Exhibit 5.2


Westward Law, llc

3273 E. Warm Springs

Las Vegas, NV 89120

          Telephone:   702-701-3945
      Facsimile:     702-944-7100
      Email:   keavery@westwardlaw.com


June 24, 2019


Xenetic Biosciences, Inc.

40 Speen Street, Suite 102

Framingham, Massachusetts 01701


Re: Xenetic Biosciences, Inc., Registration Statement on Form S-1


Ladies and Gentlemen:


We have acted as Nevada corporate counsel for Xenetic Biosciences, Inc., a Nevada corporation (the “Company”), in connection with the filing by the Company of a Registration Statement (No. 333-231508) on Form S-1 (the “Registration Statement”) with the Securities and Exchange Commission, including a related prospectus filed with the Registration Statement (the “Prospectus”), covering a public offering of (i) up to an aggregate of $17.5 million of shares (the “Shares”) of the Company’s common stock (the “Common Stock”) and pre-funded warrants (the “Pre-Funded Warrants”) to purchase shares of Common Stock (the “Pre-Funded Warrant Shares”) and (ii) warrants (the “Purchase Warrants” and collectively with the Pre-Funded Warrants, the “Warrants”) to purchase up to $17.5 million of the Company’s Common Stock (the “Purchase Warrant Shares,” and collectively with the Pre-Funded Warrant Shares, the “Warrant Shares”). This opinion relates to the Shares and the Warrant Shares. The Shares and the Warrant Shares are to be sold by the Company as described in the Registration Statement and the Prospectus.


We have examined originals or copies, certified or otherwise identified to our satisfaction, of such documents, corporate records, certificates of public officials, officer’s certificates and such other instruments, obtained for this opinion as well as prior opinions, as we have deemed necessary or advisable for the purpose of rendering this opinion. In rendering the opinions set forth below, we have assumed the genuineness of all signatures, the legal capacity of natural persons, the authenticity of all documents submitted to us as originals, the conformity to original documents of all documents submitted to us as duplicates or certified or conformed copies, the truth of representations made by officers of the Company and the authenticity of the originals of all documents.
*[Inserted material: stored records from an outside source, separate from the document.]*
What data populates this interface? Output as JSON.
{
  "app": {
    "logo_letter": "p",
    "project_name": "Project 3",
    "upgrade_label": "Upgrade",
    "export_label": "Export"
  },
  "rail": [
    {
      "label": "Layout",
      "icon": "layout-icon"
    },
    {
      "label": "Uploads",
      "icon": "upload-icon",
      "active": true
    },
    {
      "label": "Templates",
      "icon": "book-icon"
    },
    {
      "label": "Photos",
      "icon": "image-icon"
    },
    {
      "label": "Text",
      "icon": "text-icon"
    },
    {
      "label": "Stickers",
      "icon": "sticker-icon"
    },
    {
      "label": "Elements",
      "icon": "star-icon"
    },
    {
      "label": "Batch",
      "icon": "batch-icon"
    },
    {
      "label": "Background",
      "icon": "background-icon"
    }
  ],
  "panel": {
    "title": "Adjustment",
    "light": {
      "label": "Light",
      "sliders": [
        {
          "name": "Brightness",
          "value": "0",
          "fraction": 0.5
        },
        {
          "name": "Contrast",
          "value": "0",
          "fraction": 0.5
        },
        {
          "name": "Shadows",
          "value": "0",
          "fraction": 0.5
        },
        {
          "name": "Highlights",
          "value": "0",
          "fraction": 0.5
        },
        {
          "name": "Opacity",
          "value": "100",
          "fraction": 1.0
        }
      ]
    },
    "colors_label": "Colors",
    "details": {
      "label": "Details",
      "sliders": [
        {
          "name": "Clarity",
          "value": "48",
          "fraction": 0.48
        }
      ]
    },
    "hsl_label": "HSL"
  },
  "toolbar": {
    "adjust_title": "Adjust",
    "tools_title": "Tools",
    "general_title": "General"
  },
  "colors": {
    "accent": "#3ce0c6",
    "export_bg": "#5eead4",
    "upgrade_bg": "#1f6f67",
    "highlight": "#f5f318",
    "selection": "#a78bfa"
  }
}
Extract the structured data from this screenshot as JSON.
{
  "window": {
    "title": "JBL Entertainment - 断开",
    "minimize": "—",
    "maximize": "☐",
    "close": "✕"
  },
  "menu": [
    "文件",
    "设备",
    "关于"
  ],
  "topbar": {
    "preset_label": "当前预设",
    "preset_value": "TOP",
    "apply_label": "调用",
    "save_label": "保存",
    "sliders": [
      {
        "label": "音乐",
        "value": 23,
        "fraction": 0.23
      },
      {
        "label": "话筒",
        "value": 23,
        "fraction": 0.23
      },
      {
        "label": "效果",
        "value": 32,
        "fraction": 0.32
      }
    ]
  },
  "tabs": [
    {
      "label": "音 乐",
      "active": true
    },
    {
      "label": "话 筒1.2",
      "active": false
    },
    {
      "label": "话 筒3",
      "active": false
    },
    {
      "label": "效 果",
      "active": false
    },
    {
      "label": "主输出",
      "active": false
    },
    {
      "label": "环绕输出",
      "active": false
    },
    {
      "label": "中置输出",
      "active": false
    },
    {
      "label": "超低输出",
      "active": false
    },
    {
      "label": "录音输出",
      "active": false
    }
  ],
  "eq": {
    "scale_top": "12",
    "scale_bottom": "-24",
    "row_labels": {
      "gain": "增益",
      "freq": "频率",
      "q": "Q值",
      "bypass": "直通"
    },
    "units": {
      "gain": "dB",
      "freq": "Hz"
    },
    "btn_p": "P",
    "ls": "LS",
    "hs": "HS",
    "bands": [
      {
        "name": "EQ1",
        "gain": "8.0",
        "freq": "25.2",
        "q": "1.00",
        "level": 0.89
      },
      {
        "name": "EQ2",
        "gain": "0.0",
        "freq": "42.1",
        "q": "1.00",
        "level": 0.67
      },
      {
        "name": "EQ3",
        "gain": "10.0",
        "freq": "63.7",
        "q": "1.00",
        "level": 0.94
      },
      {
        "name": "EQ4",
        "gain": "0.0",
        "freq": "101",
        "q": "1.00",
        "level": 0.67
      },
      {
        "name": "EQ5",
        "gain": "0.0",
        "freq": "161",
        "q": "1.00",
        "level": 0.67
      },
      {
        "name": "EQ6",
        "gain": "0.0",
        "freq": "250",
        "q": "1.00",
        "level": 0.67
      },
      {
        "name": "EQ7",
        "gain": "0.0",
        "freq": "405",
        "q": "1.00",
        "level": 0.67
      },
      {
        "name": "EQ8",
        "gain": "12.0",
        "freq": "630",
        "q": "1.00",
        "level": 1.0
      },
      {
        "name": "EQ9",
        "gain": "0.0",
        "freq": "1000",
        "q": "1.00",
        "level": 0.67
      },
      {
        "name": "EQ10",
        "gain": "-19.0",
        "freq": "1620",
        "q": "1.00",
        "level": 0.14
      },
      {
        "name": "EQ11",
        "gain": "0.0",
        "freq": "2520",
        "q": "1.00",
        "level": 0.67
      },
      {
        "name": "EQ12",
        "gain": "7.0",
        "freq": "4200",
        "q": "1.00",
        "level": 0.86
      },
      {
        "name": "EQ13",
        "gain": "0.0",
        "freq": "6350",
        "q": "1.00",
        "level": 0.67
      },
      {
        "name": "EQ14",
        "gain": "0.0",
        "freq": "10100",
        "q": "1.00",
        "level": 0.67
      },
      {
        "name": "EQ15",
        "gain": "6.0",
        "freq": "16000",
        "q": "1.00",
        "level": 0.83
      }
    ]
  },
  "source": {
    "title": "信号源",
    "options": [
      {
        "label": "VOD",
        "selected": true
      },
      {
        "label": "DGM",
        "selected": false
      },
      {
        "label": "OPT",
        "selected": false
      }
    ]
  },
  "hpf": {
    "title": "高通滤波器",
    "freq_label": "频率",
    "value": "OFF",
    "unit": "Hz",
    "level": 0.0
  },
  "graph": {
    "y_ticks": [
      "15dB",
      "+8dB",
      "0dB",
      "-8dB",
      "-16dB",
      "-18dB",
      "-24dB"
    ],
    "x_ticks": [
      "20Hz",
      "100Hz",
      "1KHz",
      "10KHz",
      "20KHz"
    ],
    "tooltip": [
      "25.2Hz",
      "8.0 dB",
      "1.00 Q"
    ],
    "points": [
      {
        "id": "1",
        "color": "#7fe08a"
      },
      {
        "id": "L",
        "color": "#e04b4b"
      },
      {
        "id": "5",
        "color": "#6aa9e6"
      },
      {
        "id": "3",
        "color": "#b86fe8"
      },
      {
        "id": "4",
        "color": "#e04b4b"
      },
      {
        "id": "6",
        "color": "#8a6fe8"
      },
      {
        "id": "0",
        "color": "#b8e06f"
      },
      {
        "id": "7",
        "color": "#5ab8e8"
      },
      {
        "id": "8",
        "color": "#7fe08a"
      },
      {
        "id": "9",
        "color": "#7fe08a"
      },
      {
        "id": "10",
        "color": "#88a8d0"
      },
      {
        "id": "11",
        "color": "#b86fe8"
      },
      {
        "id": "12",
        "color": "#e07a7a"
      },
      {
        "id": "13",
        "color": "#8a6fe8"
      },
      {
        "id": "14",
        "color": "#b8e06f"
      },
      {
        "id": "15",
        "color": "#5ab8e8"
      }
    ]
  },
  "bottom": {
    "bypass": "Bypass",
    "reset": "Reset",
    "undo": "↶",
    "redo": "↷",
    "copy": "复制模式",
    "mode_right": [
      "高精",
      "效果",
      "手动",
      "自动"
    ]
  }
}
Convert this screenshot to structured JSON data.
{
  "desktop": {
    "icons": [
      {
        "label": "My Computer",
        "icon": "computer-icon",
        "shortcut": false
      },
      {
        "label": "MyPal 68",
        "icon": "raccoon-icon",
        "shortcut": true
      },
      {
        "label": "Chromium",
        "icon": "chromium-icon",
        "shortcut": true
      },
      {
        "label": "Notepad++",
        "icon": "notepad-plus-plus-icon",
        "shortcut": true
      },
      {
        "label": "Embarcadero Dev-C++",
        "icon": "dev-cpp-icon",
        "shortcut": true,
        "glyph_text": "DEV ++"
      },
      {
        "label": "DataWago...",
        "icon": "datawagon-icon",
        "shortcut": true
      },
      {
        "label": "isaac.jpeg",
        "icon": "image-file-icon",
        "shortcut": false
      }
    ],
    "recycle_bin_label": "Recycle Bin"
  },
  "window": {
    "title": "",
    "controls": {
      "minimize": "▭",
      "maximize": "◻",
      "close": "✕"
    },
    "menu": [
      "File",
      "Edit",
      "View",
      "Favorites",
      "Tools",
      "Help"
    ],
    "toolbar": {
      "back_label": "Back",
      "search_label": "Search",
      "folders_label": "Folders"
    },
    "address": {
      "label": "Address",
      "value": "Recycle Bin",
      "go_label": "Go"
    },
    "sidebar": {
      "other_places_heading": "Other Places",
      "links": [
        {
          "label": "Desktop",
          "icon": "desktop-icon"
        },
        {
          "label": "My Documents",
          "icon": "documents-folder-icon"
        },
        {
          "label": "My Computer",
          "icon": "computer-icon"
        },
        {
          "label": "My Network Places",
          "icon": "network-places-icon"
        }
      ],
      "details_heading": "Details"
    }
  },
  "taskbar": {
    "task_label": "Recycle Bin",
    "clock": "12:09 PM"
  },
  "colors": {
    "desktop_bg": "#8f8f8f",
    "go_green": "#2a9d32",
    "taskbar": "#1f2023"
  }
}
In rendering this opinion we have assumed that prior to the issuance of any of the Shares and Warrant Shares (i) the Registration Statement, as then amended, will have become effective under the Securities Act of 1933, as amended (the “Securities Act”), and (ii) the Board of Directors of the Company or an authorized committee thereof will have taken action to set the sales price of the Shares and Warrants and the exercise price of the Warrants.


As to matters of fact material to this opinion, we have relied to the extent we deemed reasonably appropriate upon current and past representations or certificates of officers or directors of the Company we have received, without independently verifying the accuracy of such documents, records and instruments.


With regard to our opinion concerning the Warrant Shares, we express no opinion (and are not responsible) to the extent that future issuances of any securities by the Company (including the Warrant Shares, Warrants and/or antidilution adjustments to outstanding securities) cause the Warrants to be exercisable for more shares of Common Stock than are, or remain, authorized, but unissued.







Xenetic Biosciences, Inc.

June 24, 2019

Page 2



Our opinion herein is expressed solely with respect to the corporate laws of the State of Nevada. Our opinion is based on these laws as in effect on the date hereof. We express no opinion to the extent that any other laws are applicable to the subject matter hereof and express no opinion and provide no assurance as to compliance with any federal or state securities law, rule or regulation. Further, we have assumed the Exercise Price (as defined in the Warrants) will not be adjusted to an amount below the par value per share of the Common Stock.


On the basis of the foregoing, and in reliance thereon, we are of the opinion that (i) the Shares, when sold in accordance with the Registration Statement and the Prospectus, will be validly issued, fully paid and nonassessable and (ii) the Warrant Shares, when issued and paid for in accordance with the terms of the Warrants, will be validly issued, fully paid and nonassessable.


We hereby consent to the filing of this opinion as an exhibit to the Registration Statement referred to above and further consent to the reference of our name under the caption “Legal Matters” in the Prospectus, which is a part of the Registration Statement. In giving this consent, we believe but do not hereby guarantee or admit that we are “experts” within the meaning of such term as used in Section 11 of the Securities Act or the rules and regulations promulgated thereunder by the Commission with respect to any part of the Registration Statement or related Prospectus, nor do we guarantee or admit that we are in the category of persons whose consent is required under Section 7 of the Securities Act or the rules and regulations promulgated thereunder by the Commission.